5.6 Polarity
Hydrogen sulfide has a boiling point of -59.55°C. Sulfur's heavier congener is selenium, and hydrogen selenide boils at -41.25°C. The next heavier congener is tellurium, and hydrogen telluride still only boils -2.2°C. The heavier the molecule, the warmer its compound boils. But hydrogen oxide, the lightest member of this series, boils all the way up at 100°C! What's going on?
Although covalently bound atoms share electrons, they don't do so equally. The electronegativity of each bonded atom determines how much it tries to hog all the electrons for itself. When a covalent bond happens between two atoms with different electronegativities, a dipole moment results, and the two atoms each develop a partial charge.

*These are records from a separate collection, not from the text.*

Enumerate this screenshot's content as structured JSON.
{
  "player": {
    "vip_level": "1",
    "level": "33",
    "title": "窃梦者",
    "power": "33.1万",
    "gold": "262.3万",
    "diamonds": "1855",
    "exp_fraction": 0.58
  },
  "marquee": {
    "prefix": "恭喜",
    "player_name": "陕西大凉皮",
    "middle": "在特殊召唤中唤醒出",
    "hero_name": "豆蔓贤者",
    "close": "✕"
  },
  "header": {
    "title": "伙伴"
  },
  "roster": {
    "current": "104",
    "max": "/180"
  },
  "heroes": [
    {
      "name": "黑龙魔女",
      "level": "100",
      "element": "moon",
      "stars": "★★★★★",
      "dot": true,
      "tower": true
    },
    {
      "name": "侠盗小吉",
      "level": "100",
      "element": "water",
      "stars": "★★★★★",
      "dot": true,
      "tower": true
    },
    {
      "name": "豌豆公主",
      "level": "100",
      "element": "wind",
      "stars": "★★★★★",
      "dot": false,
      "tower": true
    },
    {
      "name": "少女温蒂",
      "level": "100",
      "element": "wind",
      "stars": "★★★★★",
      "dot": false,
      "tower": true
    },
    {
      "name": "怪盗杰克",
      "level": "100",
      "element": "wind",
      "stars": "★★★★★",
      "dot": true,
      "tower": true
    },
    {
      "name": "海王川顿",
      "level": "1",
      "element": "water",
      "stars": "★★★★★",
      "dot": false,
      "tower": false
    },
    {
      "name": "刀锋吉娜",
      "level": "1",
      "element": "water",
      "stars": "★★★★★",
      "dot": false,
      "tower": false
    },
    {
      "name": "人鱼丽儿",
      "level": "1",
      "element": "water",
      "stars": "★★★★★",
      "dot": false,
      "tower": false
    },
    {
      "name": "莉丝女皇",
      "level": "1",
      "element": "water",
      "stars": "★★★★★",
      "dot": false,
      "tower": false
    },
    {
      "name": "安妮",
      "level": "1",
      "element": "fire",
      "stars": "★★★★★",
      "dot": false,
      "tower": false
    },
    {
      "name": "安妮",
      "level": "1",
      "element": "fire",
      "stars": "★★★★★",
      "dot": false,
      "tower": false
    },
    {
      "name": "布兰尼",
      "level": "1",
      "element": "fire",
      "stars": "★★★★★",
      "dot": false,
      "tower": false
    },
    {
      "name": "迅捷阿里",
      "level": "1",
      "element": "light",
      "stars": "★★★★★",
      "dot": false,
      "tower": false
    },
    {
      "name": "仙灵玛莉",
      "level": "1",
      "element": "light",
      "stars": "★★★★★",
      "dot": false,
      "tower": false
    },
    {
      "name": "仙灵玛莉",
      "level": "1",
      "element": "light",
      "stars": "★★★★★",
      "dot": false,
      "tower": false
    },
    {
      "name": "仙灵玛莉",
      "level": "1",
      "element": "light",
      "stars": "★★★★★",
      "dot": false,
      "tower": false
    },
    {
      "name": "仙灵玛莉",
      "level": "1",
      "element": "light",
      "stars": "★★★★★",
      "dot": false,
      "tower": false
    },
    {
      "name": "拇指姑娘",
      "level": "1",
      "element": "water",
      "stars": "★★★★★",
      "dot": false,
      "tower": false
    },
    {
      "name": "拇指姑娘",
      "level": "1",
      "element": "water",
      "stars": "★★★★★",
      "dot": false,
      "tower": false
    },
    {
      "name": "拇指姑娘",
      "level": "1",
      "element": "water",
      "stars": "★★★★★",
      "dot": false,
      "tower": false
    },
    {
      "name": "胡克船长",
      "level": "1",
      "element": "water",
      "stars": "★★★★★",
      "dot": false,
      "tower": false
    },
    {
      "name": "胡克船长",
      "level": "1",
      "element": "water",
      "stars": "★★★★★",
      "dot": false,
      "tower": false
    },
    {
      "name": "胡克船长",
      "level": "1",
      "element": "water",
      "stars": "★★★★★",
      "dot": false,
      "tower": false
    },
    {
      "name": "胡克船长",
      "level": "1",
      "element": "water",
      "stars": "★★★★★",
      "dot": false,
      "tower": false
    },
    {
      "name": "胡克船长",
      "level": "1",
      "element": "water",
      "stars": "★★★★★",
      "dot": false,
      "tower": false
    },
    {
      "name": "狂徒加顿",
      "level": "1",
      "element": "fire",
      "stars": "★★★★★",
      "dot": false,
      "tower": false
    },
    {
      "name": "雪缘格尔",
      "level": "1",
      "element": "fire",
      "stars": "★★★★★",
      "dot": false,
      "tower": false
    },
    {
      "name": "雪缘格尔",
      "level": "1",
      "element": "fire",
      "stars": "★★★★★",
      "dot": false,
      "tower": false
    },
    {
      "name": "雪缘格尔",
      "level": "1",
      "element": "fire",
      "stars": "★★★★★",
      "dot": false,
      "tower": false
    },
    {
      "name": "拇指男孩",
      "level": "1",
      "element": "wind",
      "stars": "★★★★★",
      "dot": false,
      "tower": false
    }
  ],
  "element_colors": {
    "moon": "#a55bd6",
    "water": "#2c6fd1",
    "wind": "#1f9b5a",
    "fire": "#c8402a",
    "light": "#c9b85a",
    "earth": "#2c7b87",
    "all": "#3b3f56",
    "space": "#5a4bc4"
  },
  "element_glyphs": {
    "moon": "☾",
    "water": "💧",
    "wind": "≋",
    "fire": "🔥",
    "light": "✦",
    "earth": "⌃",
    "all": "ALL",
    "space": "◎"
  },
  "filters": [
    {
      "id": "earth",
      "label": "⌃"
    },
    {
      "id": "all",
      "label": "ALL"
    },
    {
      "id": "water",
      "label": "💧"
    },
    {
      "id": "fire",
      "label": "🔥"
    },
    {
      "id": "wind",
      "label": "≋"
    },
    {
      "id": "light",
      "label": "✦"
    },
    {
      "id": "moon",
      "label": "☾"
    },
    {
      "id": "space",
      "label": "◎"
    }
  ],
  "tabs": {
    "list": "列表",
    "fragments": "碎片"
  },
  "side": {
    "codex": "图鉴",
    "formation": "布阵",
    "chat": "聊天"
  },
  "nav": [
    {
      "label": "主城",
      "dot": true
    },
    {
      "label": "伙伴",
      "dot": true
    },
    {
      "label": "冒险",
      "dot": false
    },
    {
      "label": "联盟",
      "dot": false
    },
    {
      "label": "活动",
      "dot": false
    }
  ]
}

The bonds in water are between atoms of hydrogen, electronegativity 2.20, and oxygen, electronegativity 3.44. Consequently, the atoms each have a partial charge, negative for the oxygen and positive for the hydrogens. Since the two dipoles are on one side of the molecule - the molecule is bent - a water molecule is polar. So neighboring water molecules act like tiny magnets that attract each other by their opposite poles. That's how water is liquid when its heavier congeners are gases; hydrogen sulfide is nowheres near as polar as water, because sulfur's electronegativity of 2.58 is much closer to that of hydrogen. (Searching the internet reveals that about as many people consider H2S polar as consider it nonpolar. It's certainly in a gray area.)